Since most people never get close to getting 100 chest X-rays, we need to find a more common point of comparison. Driving, however, is something most North Americans do on a regular basis, and its risks are well-publicized.

43,000 people died in 2007 from car accidents in the U.S. During that same year, U.S. drivers drove 3 trillion miles, according to the U.S. Census Bureau. Based on these statistics, the risk of dying from driving 35,000 miles is about 1 in 2000 (0.05%).

An abdominal/pelvic CT scan delivers about 15 milliSieverts of radiation. In our calculations, using the most conservative data from the atomic bombings of Hiroshima and Nagasaki and the Chernobyl disaster, the risk of mortality from radiation-induced cancer is also about 1 in 2000 (0.05%).

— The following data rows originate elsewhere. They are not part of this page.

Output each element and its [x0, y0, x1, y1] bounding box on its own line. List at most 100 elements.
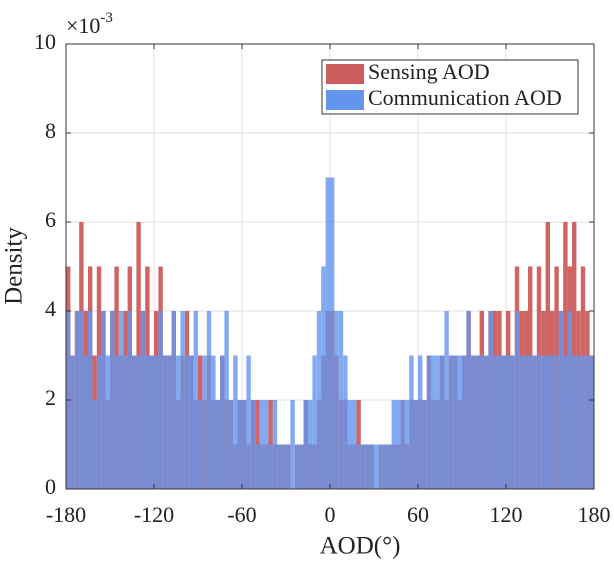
histogram-bar — [246, 355, 251, 489]
histogram-bar — [536, 355, 542, 489]
histogram-bar — [330, 177, 335, 489]
histogram-bar — [554, 355, 559, 489]
legend-box — [321, 59, 579, 115]
histogram-bar — [114, 355, 119, 489]
histogram-bar — [321, 266, 326, 489]
histogram-bar — [523, 355, 528, 489]
histogram-bar — [356, 444, 361, 489]
histogram-bar — [96, 355, 102, 489]
histogram-bar — [290, 400, 295, 489]
histogram-bar — [506, 355, 511, 489]
histogram-bar — [479, 355, 484, 489]
y-tick-label: 0 — [45, 474, 56, 499]
histogram-bar — [510, 355, 515, 489]
histogram-bar — [448, 355, 454, 489]
histogram-bar — [382, 444, 388, 489]
histogram-bar — [171, 311, 176, 489]
histogram-bar — [88, 311, 93, 489]
histogram-bar — [79, 311, 84, 489]
histogram-bar — [255, 444, 260, 489]
y-tick-label: 6 — [45, 207, 56, 232]
histogram-bar — [576, 355, 581, 489]
y-tick-label: 2 — [45, 385, 56, 410]
multiplier-exponent: -3 — [100, 10, 113, 26]
histogram-bar — [316, 311, 322, 489]
histogram-bar — [281, 444, 286, 489]
histogram-bar — [418, 355, 423, 489]
histogram-bar — [404, 400, 410, 489]
histogram-bar — [110, 311, 115, 489]
histogram-bar — [176, 355, 181, 489]
histogram-bar — [558, 311, 564, 489]
y-tick-label: 8 — [45, 118, 56, 143]
y-multiplier: ×10-3 — [66, 10, 113, 38]
histogram-bar — [286, 444, 291, 489]
histogram-bar — [237, 400, 242, 489]
histogram-bar — [400, 400, 405, 489]
histogram-bar — [589, 355, 594, 489]
histogram-bar — [189, 355, 194, 489]
y-axis-label: Density — [1, 227, 28, 305]
histogram-bar — [215, 400, 220, 489]
histogram-bar — [528, 355, 533, 489]
histogram-bar — [136, 355, 141, 489]
histogram-bar — [572, 355, 577, 489]
legend-swatch — [326, 64, 364, 84]
histogram-bar — [563, 355, 568, 489]
histogram-bar — [312, 355, 317, 489]
histogram-bar — [118, 311, 124, 489]
histogram-bar — [228, 400, 234, 489]
histogram-bar — [303, 400, 308, 489]
x-tick-label: -180 — [46, 502, 86, 527]
histogram-bar — [127, 311, 132, 489]
histogram-bar — [211, 355, 216, 489]
histogram-bar — [453, 355, 458, 489]
histogram-bar — [387, 444, 392, 489]
histogram-bar — [550, 355, 555, 489]
histogram-bar — [74, 311, 80, 489]
histogram-bar — [299, 444, 304, 489]
legend-swatch — [326, 90, 364, 110]
histogram-bar — [580, 355, 586, 489]
plot-frame — [65, 43, 595, 490]
histogram-bar — [532, 355, 537, 489]
histogram-bar — [206, 311, 212, 489]
histogram-bar — [105, 355, 110, 489]
histogram-bar — [184, 355, 190, 489]
histogram-bar — [409, 355, 414, 489]
y-tick-label: 4 — [45, 296, 56, 321]
histogram-bar — [334, 311, 339, 489]
histogram-bar — [360, 444, 366, 489]
x-tick-label: 180 — [578, 502, 611, 527]
x-tick-label: -120 — [134, 502, 174, 527]
y-tick-label: 10 — [34, 29, 56, 54]
histogram-bar — [70, 355, 75, 489]
histogram-bar — [259, 400, 264, 489]
histogram-bar — [154, 355, 159, 489]
histogram-bar — [352, 400, 357, 489]
histogram-bar — [149, 355, 154, 489]
x-axis-label: AOD(°) — [320, 533, 401, 560]
histogram-bar — [492, 355, 498, 489]
histogram-bar — [413, 400, 418, 489]
histogram-bar — [501, 355, 506, 489]
histogram-bar — [162, 355, 168, 489]
histogram-bar — [343, 355, 348, 489]
histogram-bar — [202, 355, 207, 489]
histogram-bar — [272, 400, 278, 489]
histogram-bar — [325, 177, 330, 489]
histogram-bar — [264, 400, 269, 489]
histogram-bar — [242, 400, 247, 489]
histogram-bar — [347, 400, 352, 489]
histogram-bar — [466, 311, 471, 489]
histogram-bar — [277, 444, 282, 489]
legend-label: Sensing AOD — [368, 59, 490, 84]
histogram-bar — [83, 355, 88, 489]
histogram-bar — [444, 311, 449, 489]
histogram-bar — [294, 444, 300, 489]
histogram-bar — [224, 311, 229, 489]
histogram-bar — [167, 355, 172, 489]
histogram-bar — [101, 311, 106, 489]
x-tick-label: -60 — [227, 502, 256, 527]
histogram-bar — [470, 355, 476, 489]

Published data also supports this risk level: Brenner and Hall have estimated that the total lifetime attributable risk of death from cancer after receiving an abdominal CT with 240 mAs, is in the 0.06%-0.07% range (this estimate is for ages 15-25; CT risk drops radically after age 25).

Thus: If the average U.S. driver travels just under 14,000 miles per year… then the risk of dying in car accident (if only driving for 2 years, or 35,000 miles) is about the same as the lifetime risk of dying from cancer induced by the radiation in a CT of the abdomen and pelvis.

Of course, driving more carefully and lowering the CT dose per scan both are good ideas.